Volker März

- Was siehst du in deinem Schlamm?

Ich sehe eine Ausstellungseröffnung in einer Kunstgalerie.

- Gute Kunst?

Soviel ich sehen kann geht es ausschließlich um den Holocaust: Bilder von Konzentrationslagern, Öfen, Leichenberge, KZKleidung.

- Sind viele Besucher dort?

Ja, sehr viele – die Galerie ist überfüllt ... niemand steht vor der Tür.

- Und was machen die Besucher so dicht gedrängt – sind sie betroffen? Diskutieren sie?

Nein ... ich sehe, dass sich alle küssen und zwar sehr scheu mit Zungenkuss.

- Zungenkuss?

Ja – ich weiss nicht wieso, aber alle küssen sich mit offenen Mündern und mit den Zungen, ohne sich zu umarmen.

- Hat der Künstler sie dazu aufgefordert?

Das weiß ich nicht

-Wollen sie vom Thema ablenken?

Kann sein ... aber es mutet auch sehr einvernehmlich an – es ist ein schönes Bild ... und vielleicht sind die Besucher letztendlich nur froh, dass sie überleben, - vielleicht haben sie zum ersten mal erkannt, dass nicht nur die maschinelle Vernichtung oder Versklavung des Anderen seit Jahrtausenden weltweit menschlich ist, sondern auch, dass die Überwindung der Angst vor dem Anderen durch Annäherung und intime Berührung ebenso menschlich sein könnte.

- ...oder sie wollen, statt Kunst zu konsumieren, ihr eigenes kleines Leben ab heute zu einem selbstbestimmten Kunstwerk machen?!

 

- Mein Liebster du da im Schlamm, warum faselst du in deinen mir beschriebenen neuen Bildern immerzu von Sternen und Eseln?

Mein liebster Immerzufragender, du da draußen immerzu Ausserhalbseiender, warum kommst du nicht in den Schlamm, dann kannst du es selber sehen ...

- Ich habe genug zu tun mit dem Hier und Jetzt.

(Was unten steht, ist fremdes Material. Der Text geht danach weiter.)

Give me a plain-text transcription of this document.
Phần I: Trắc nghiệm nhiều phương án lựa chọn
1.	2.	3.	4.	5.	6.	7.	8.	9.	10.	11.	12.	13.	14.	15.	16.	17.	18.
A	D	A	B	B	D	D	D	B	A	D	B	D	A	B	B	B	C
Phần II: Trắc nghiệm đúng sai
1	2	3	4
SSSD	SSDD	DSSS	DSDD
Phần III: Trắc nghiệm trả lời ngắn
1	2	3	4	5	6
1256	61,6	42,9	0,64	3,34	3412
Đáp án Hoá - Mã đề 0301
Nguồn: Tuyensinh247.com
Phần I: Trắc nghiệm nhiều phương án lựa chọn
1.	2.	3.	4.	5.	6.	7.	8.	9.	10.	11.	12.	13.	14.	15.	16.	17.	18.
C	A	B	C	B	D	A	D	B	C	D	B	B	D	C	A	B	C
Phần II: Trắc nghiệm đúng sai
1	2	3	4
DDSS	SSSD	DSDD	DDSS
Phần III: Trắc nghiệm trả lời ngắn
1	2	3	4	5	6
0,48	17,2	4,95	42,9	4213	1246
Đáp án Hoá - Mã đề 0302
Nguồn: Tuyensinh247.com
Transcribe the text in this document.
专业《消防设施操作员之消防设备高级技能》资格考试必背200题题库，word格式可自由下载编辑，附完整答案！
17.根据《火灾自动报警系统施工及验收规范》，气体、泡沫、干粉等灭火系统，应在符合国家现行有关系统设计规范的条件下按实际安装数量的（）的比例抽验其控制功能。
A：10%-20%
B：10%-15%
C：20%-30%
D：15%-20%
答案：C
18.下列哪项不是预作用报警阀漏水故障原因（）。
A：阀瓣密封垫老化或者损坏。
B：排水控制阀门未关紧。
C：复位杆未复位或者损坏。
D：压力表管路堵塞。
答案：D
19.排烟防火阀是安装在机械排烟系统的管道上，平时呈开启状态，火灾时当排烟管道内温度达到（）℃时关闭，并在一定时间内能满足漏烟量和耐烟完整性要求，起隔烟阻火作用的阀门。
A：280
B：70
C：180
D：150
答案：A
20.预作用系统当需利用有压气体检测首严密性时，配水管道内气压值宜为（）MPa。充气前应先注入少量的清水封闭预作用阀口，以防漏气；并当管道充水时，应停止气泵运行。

Sag schon, ist es ein religiöses Motiv?

Nein, es geht um einen Aphorismus von Nietzsche, der besagt, dass man noch genug Chaos in sich haben sollte um Sterne zu gebären ...

- Das kenne ich ... und? Was für Sterne werden das sein? Und was meint er mit Chaos?

Eine Sternengeburt muss sehr schmerzhaft sein.

Mit Sicherheit, wird es den Gebärenden verbrennen, zerfetzen ... also nimmt der Esel den gesamten Schmerz auf sich, weil er meint, er habe noch genug Wirrnis in sich, um das Leben in seiner unauflösbaren Widersprüchlichkeit lustvoll zu empfinden – um den Unsinn zuzulassen – die Leidenschaftsfähigkeit zu erhalten, denn dafür steht der Stern! Alle Angst in ein unendlich stilles Glück zu verwandeln ... nicht nur in Gehorsam, in kurz kriechende Atemzüge, sondern in einen langen Atem ausserhalb aller Systeme, Gebote, Gesetze, Regeln + momentaner Haltegriffe ... um damit mehrere Wahrheiten für ein und dasselbe zuzulassen ... und um ...

-Wow!!!

Spotte du nur - Esel sind auch nur Menschen – aber größer – störrischer – belastbarer ... und schöner

- Schöner – da magst du Recht haben

... und erotischer

- ...auch das!

Eine weichere und größere Schnauze

- Ok

Ach einfach alles ist besser ausgebildet als bei einem Menschen.

- Trotzdem benutzt man sie – sind sie dem Menschen Untertan

Das scheint nur so

-Warum

Der Esel denkt sich seinen Teil ...und schweigt

- Nicht immer – manchmal klagt er aber auch ganz schön laut: IA IA IA

Zu Recht, denn das ist der Moment, in dem er Sterne gebiert.